I can't begin to guess how the EMT OFD 65 stacks up against other 78-specific cartridges. But I can tell you how EMT's ostensibly similar OFD 25 stacks up against other mono microgroove cartridges: It's by far the most vividly colorful and exciting mono cartridge I've ever heard. Switching to my OFD 25 after a few sides with any other cartridge or pickup head is always like inviting the Wild Man of Borneo to an Amish funeral: unsubtle, unforgettable, and the sort of experience that only a few will wish to repeat. The OFD 25 sounds big and, for lack of a better word, juicy, and it has superb impact and unbeatable flow and momentum. The bottom octave may be tipped up a little, but what the hell: Life is brief.

A good exercise
I can't begin to guess whether I'll ever want to own an OFD 65. Right now I have fewer than fifty 78s—and with a program time of less than five minutes per side for even the largest (12") of them, that's not a whole lot of music.

That could change. People offer cheap or even free 78s all the time (along with copies of Vaughn Meader's The First Family, Herb Alpert's Whipped Cream and Other Delights, and Frampton Comes Alive!). If I luck into a collection of sides by Dock Boggs, the Skillet Lickers, or the Quintet of the Hot Club of France, I'll almost certainly buy an OFD 65 the same day. I could pay for it by selling every Mercury Living Presence Stereo LP in my collection: a poetic way to avoid growing sick of an old passion. But the prospect of a free classical collection on 78s would be less tempting. Getting up and walking over to the record player a dozen times during Beethoven's Symphony 9 is not my idea of fun—although, as Janet has pointed out, it's good exercise. Which ties in to the whole energy-crisis thing.

Good fidelity
Back in my college days, when I worked part-time at a little hi-fi shop in upstate New York, I remember telling people: There's no such thing as a "classical speaker" or a "jazz speaker"—or, least of all, a "rock speaker." Any kind of record you want to hear should be served well by any good system. Playing records is all about fidelity to the signal in the groove: nothing more and nothing less.

What a load of shit!

Spinning wildly
She stood in the doorway with a smile on her face—I'd heard her saying Ah and Wow from the next room for the past few minutes—and asked, "Who's that we're listening to now?"

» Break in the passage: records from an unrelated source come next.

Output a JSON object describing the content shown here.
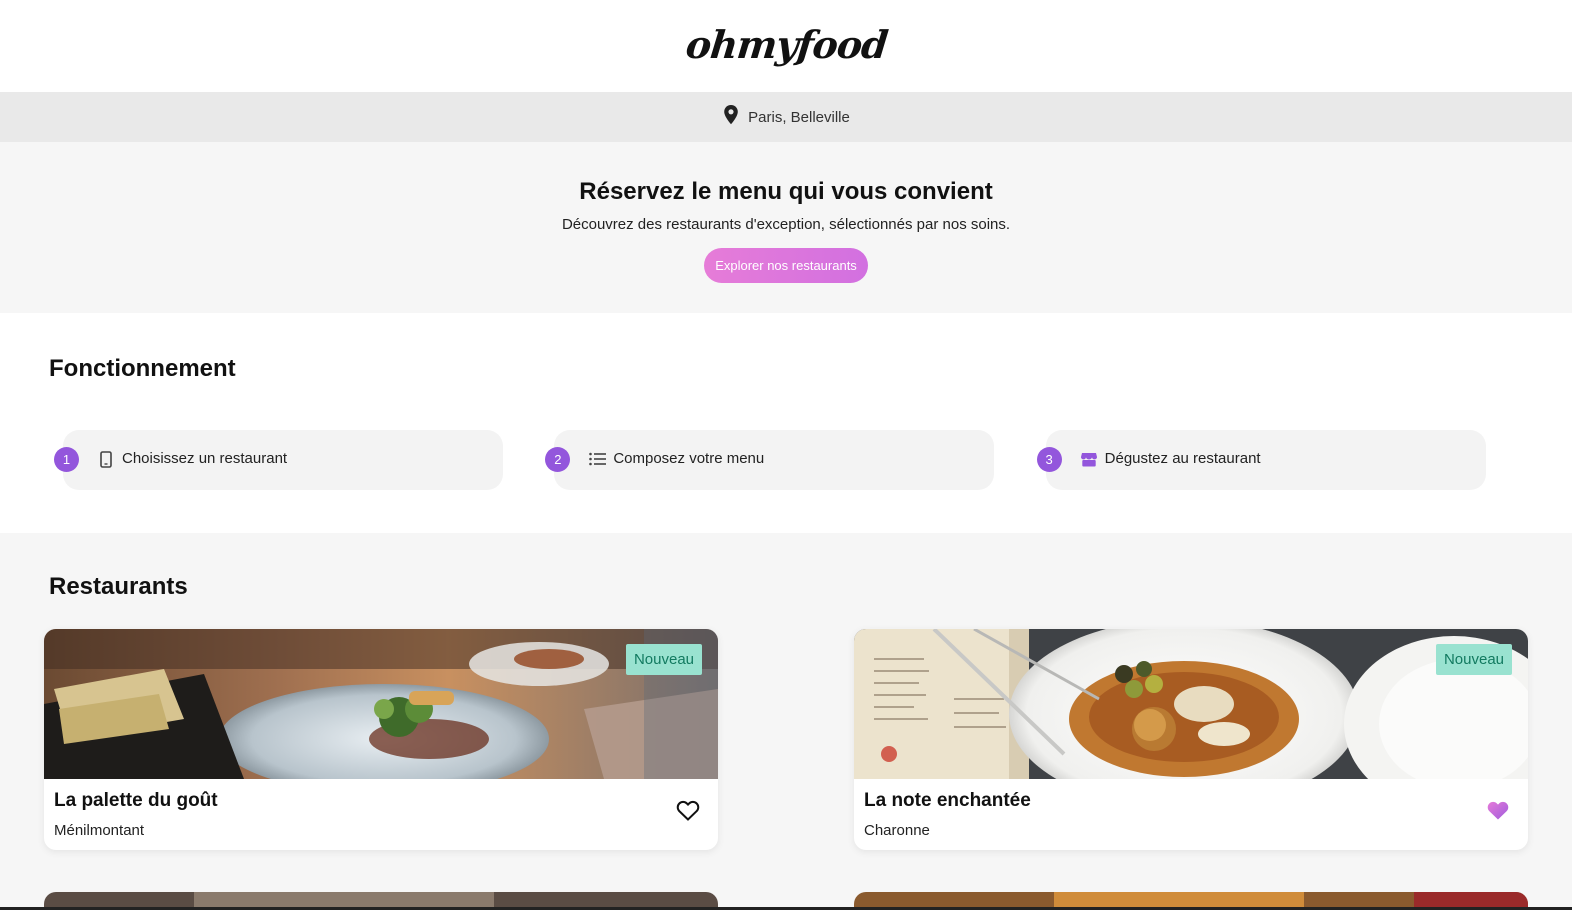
{
  "header": {
    "logo": "ohmyfood"
  },
  "location": {
    "icon": "map-pin-icon",
    "text": "Paris, Belleville"
  },
  "hero": {
    "title": "Réservez le menu qui vous convient",
    "subtitle": "Découvrez des restaurants d'exception, sélectionnés par nos soins.",
    "cta_label": "Explorer nos restaurants"
  },
  "how": {
    "title": "Fonctionnement",
    "steps": [
      {
        "number": "1",
        "icon": "smartphone-icon",
        "label": "Choisissez un restaurant"
      },
      {
        "number": "2",
        "icon": "list-icon",
        "label": "Composez votre menu"
      },
      {
        "number": "3",
        "icon": "store-icon",
        "label": "Dégustez au restaurant"
      }
    ]
  },
  "restaurants": {
    "title": "Restaurants",
    "items": [
      {
        "name": "La palette du goût",
        "district": "Ménilmontant",
        "badge": "Nouveau",
        "liked": false
      },
      {
        "name": "La note enchantée",
        "district": "Charonne",
        "badge": "Nouveau",
        "liked": true
      }
    ]
  },
  "colors": {
    "accent_purple": "#9356dc",
    "cta_pink": "#e67cd8",
    "badge_green": "#99e2d0",
    "heart_liked": "#b86be0"
  }
}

"Bing Crosby," I said, "with the Lennie Heyton Orchestra. 'I've got the World on a String.' This was recorded in 1931."

I paused in amazement at what I'd just said: We were listening to a record made the same year James Whale directed Frankenstein. Edison was still alive. Mahler had been dead for only 20 years, Brahms for only 34.

Janet watched the record spin wildly, mildly awestruck. She nodded its way—a gesture that took in all the other 78s piled nearby—and asked, "How long have you had those?"